Lie Theory and Its Applications in Physics
Traditionally, Lie theory is a tool to build mathematical models for physical systems. Recently, the trend is towards geometrization of the mathematical description of physical systems and objects. A geometric approach to a system yields in general some notion of symmetry which is very helpful in understanding its structure. Geometrization and symmetries are meant in their widest sense, i.e., representation theory, algebraic geometry, infinite-dimensional Lie algebras and groups, superalgebras and supergroups, groups and quantum groups, noncommutative geometry, symmetries of linear and nonlinear PDE, special functions, and others. Furthermore, the necessary tools from functional analysis and number theory are included. This is a big interdisciplinary and interrelated field. Samples of these fresh trends are presented in this volume, based on contributions from the Workshop "Lie Theory and Its Applications in Physics" held near Varna (Bulgaria) in June 2013. This book is suitable for a broad audience of mathematicians, mathematical physicists, and theoretical physicists and researchers in the field of Lie Theory.
Surveys on Surgery Theory (AM-149), Volume 2
Surgery theory, the basis for the classification theory of manifolds, is now about forty years old. The sixtieth birthday (on December 14, 1996) of C.T.C. Wall, a leading member of the subject's founding generation, led the editors of this volume to reflect on the extraordinary accomplishments of surgery theory as well as its current enormously varied interactions with algebra, analysis, and geometry. Workers in many of these areas have often lamented the lack of a single source surveying surgery theory and its applications. Because no one person could write such a survey, the editors asked a variety of experts to report on the areas of current interest. This is the second of two volumes res...
Mathematics of Complexity and Dynamical Systems
Mathematics of Complexity and Dynamical Systems is an authoritative reference to the basic tools and concepts of complexity, systems theory, and dynamical systems from the perspective of pure and applied mathematics. Complex systems are systems that comprise many interacting parts with the ability to generate a new quality of collective behavior through self-organization, e.g. the spontaneous formation of temporal, spatial or functional structures. These systems are often characterized by extreme sensitivity to initial conditions as well as emergent behavior that are not readily predictable or even completely deterministic. The more than 100 entries in this wide-ranging, single source work provide a comprehensive explication of the theory and applications of mathematical complexity, covering ergodic theory, fractals and multifractals, dynamical systems, perturbation theory, solitons, systems and control theory, and related topics. Mathematics of Complexity and Dynamical Systems is an essential reference for all those interested in mathematical complexity, from undergraduate and graduate students up through professional researchers.
Chess Results, 1986-1988
This reference work continues a comprehensive series chronicling men's chess competitions. Listed in this volume are the results of chess competitions from all over the world--including individual and team matches--from 1986 through 1988. Entries record location and, when available, the group that sponsored the event. First and last names of players are included whenever possible and are standardized for easy reference. Compiled from contemporary sources such as newspapers, periodicals, tournament records and match books, this work contains 843 tournament crosstables and 130 match scores, and is indexed by events and by players.

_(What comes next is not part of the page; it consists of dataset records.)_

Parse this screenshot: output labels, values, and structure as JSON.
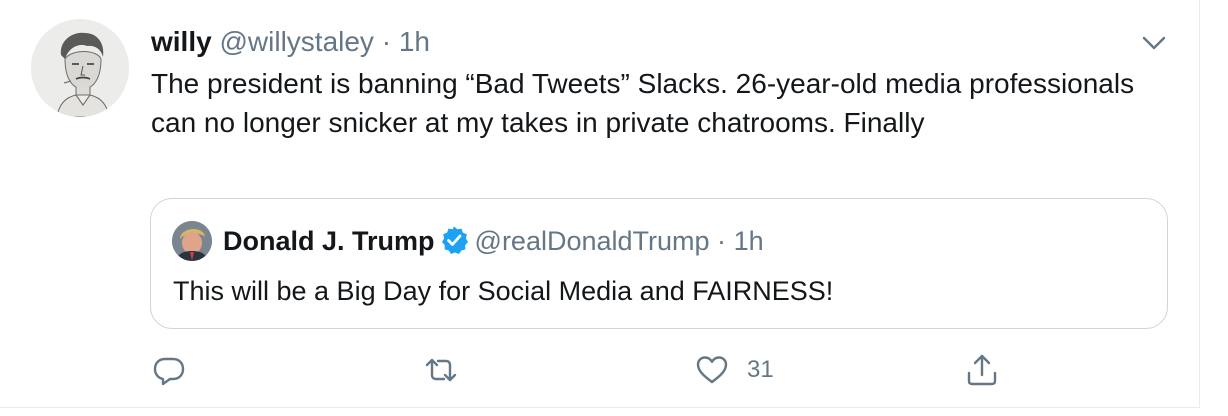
{
  "tweet": {
    "author_name": "willy",
    "author_handle": "@willystaley",
    "separator": "·",
    "time": "1h",
    "text": "The president is banning “Bad Tweets” Slacks. 26-year-old media professionals can no longer snicker at my takes in private chatrooms. Finally",
    "quoted": {
      "author_name": "Donald J. Trump",
      "author_handle": "@realDonaldTrump",
      "separator": "·",
      "time": "1h",
      "verified": true,
      "text": "This will be a Big Day for Social Media and FAIRNESS!"
    },
    "actions": {
      "reply_icon": "reply-icon",
      "retweet_icon": "retweet-icon",
      "like_icon": "heart-icon",
      "like_count": "31",
      "share_icon": "share-icon"
    }
  },
  "colors": {
    "text": "#14171a",
    "secondary": "#657786",
    "border": "#ccd6dd",
    "verified": "#1da1f2"
  }
}
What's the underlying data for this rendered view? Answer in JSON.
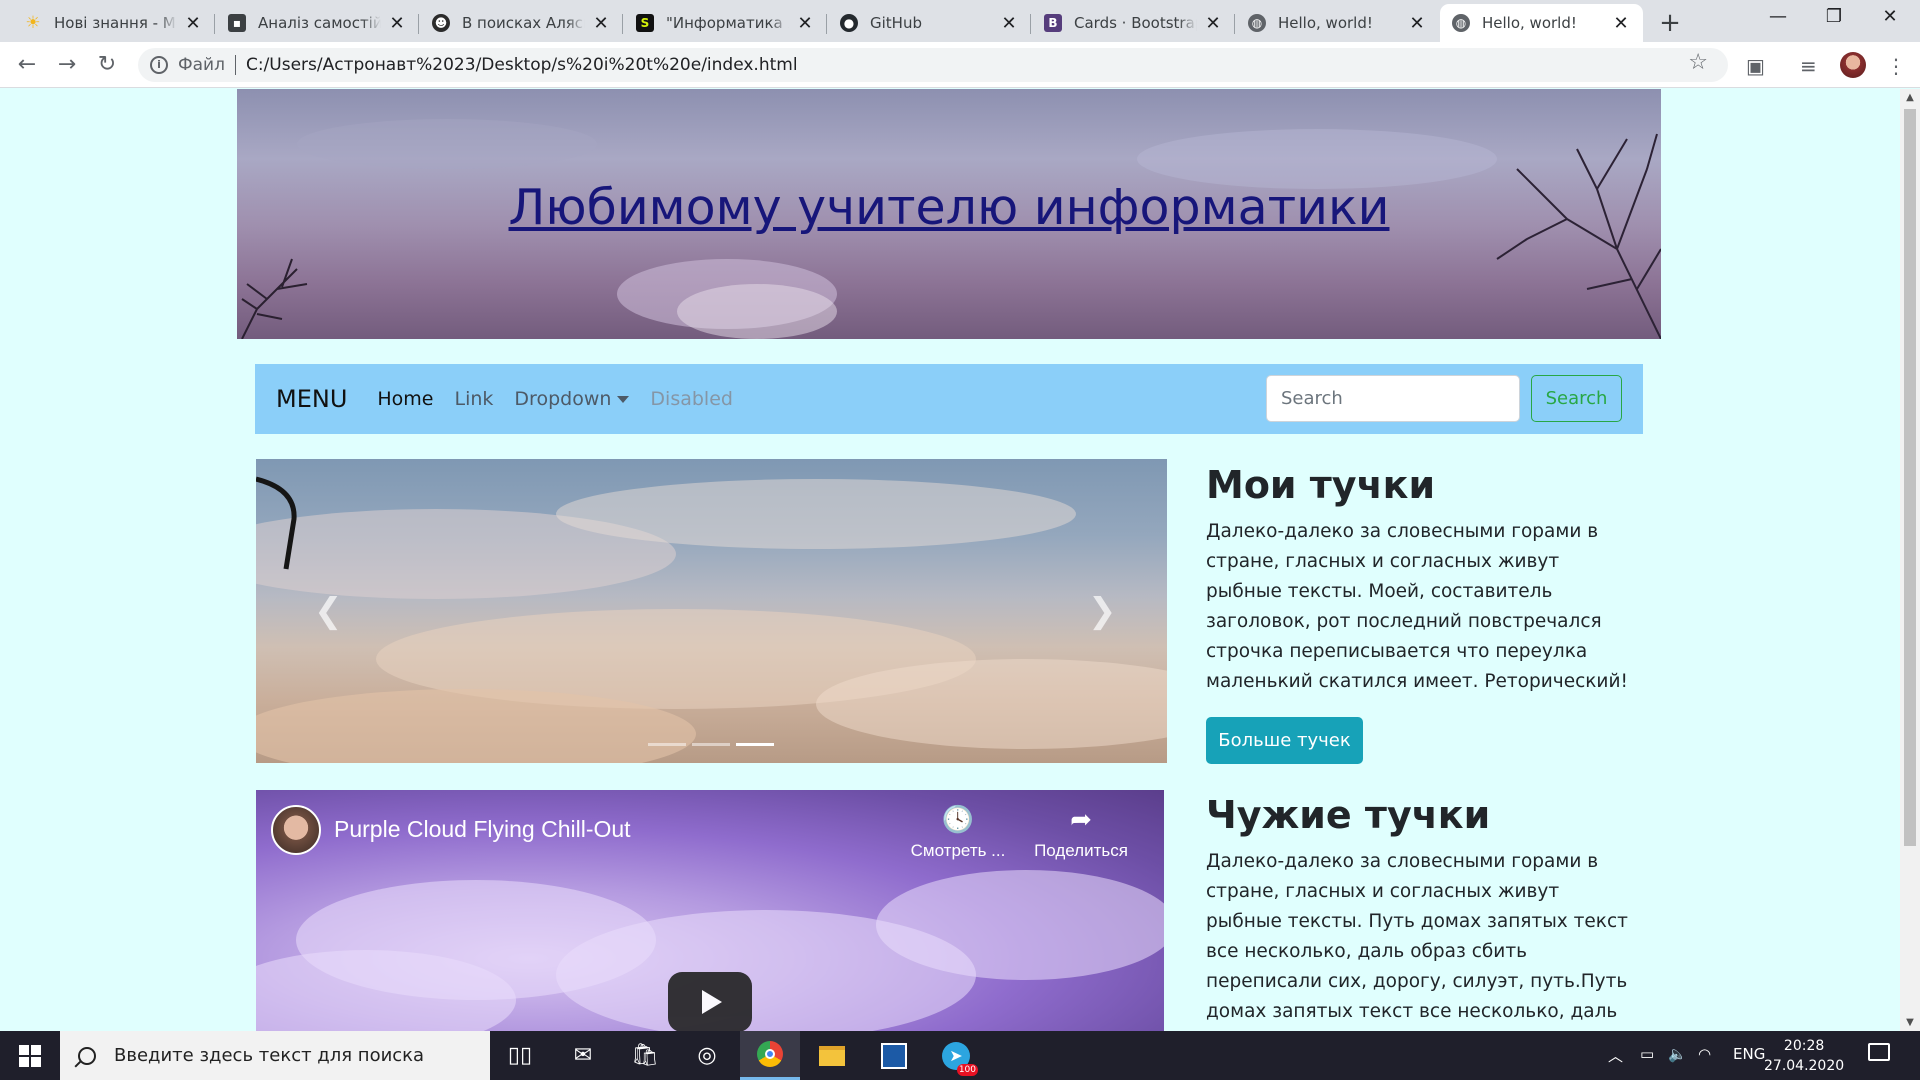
{
  "browser": {
    "tabs": [
      {
        "title": "Нові знання - Мо",
        "favicon": "sun-icon",
        "active": false
      },
      {
        "title": "Аналіз самостійно",
        "favicon": "classroom-icon",
        "active": false
      },
      {
        "title": "В поисках Аляски",
        "favicon": "avatar-icon",
        "active": false
      },
      {
        "title": "\"Информатика XC",
        "favicon": "dollar-icon",
        "active": false
      },
      {
        "title": "GitHub",
        "favicon": "github-icon",
        "active": false
      },
      {
        "title": "Cards · Bootstrap",
        "favicon": "bootstrap-icon",
        "active": false
      },
      {
        "title": "Hello, world!",
        "favicon": "globe-icon",
        "active": false
      },
      {
        "title": "Hello, world!",
        "favicon": "globe-icon",
        "active": true
      }
    ],
    "omnibox": {
      "scheme_label": "Файл",
      "url": "C:/Users/Астронавт%2023/Desktop/s%20i%20t%20e/index.html"
    }
  },
  "page": {
    "hero_title": "Любимому учителю информатики",
    "navbar": {
      "brand": "MENU",
      "links": [
        "Home",
        "Link",
        "Dropdown",
        "Disabled"
      ],
      "search_placeholder": "Search",
      "search_button": "Search"
    },
    "carousel": {
      "prev_icon": "chevron-left-icon",
      "next_icon": "chevron-right-icon",
      "slide_count": 3,
      "active_index": 2
    },
    "video": {
      "title": "Purple Cloud Flying Chill-Out",
      "watch_later": "Смотреть ...",
      "share": "Поделиться"
    },
    "sections": [
      {
        "heading": "Мои тучки",
        "text": "Далеко-далеко за словесными горами в стране, гласных и согласных живут рыбные тексты. Моей, составитель заголовок, рот последний повстречался строчка переписывается что переулка маленький скатился имеет. Реторический!",
        "button": "Больше тучек"
      },
      {
        "heading": "Чужие тучки",
        "text": "Далеко-далеко за словесными горами в стране, гласных и согласных живут рыбные тексты. Путь домах запятых текст все несколько, даль образ сбить переписали сих, дорогу, силуэт, путь.Путь домах запятых текст все несколько, даль образ сбить переписали"
      }
    ]
  },
  "taskbar": {
    "search_placeholder": "Введите здесь текст для поиска",
    "language": "ENG",
    "time": "20:28",
    "date": "27.04.2020",
    "telegram_badge": "100"
  },
  "colors": {
    "page_bg": "#e0fffe",
    "navbar_bg": "#8bcff9",
    "hero_title": "#17167a",
    "search_btn": "#28a745",
    "more_btn": "#17a2b8"
  }
}
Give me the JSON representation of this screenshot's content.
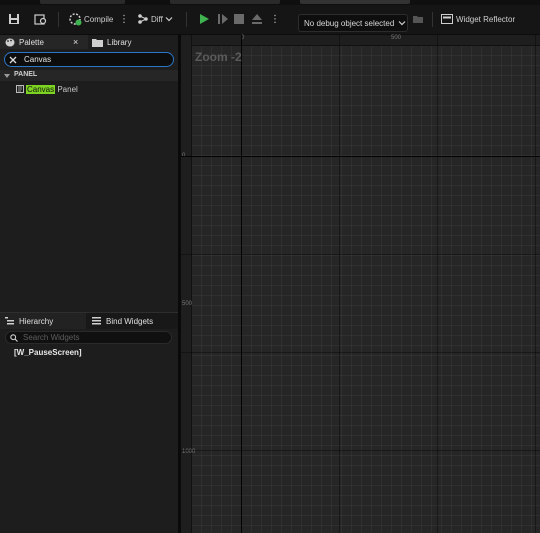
{
  "toolbar": {
    "compile_label": "Compile",
    "diff_label": "Diff",
    "debug_dropdown": "No debug object selected",
    "widget_reflector_label": "Widget Reflector"
  },
  "palette": {
    "tab_label": "Palette",
    "close_glyph": "×",
    "library_tab_label": "Library",
    "search_value": "Canvas",
    "category_label": "PANEL",
    "item_highlight": "Canvas",
    "item_rest": " Panel"
  },
  "hierarchy": {
    "tab_label": "Hierarchy",
    "bind_tab_label": "Bind Widgets",
    "search_placeholder": "Search Widgets",
    "root_item": "[W_PauseScreen]"
  },
  "designer": {
    "zoom_label": "Zoom -2",
    "ruler_top_labels": [
      "0",
      "500"
    ],
    "ruler_left_labels": [
      "0",
      "500",
      "1000"
    ]
  },
  "colors": {
    "accent_blue": "#2b77c9",
    "highlight_green": "#7dd321",
    "play_green": "#3fb34f"
  }
}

Hamiltonian Reduction by Stages
This volume provides a detailed account of the theory of symplectic reduction by stages, along with numerous illustrations of the theory. It gives special emphasis to group extensions, including a detailed discussion of the Euclidean group, the oscillator group, the Bott-Virasoro group and other groups of matrices. The volume also provides ample background theory on symplectic reduction and cotangent bundle reduction.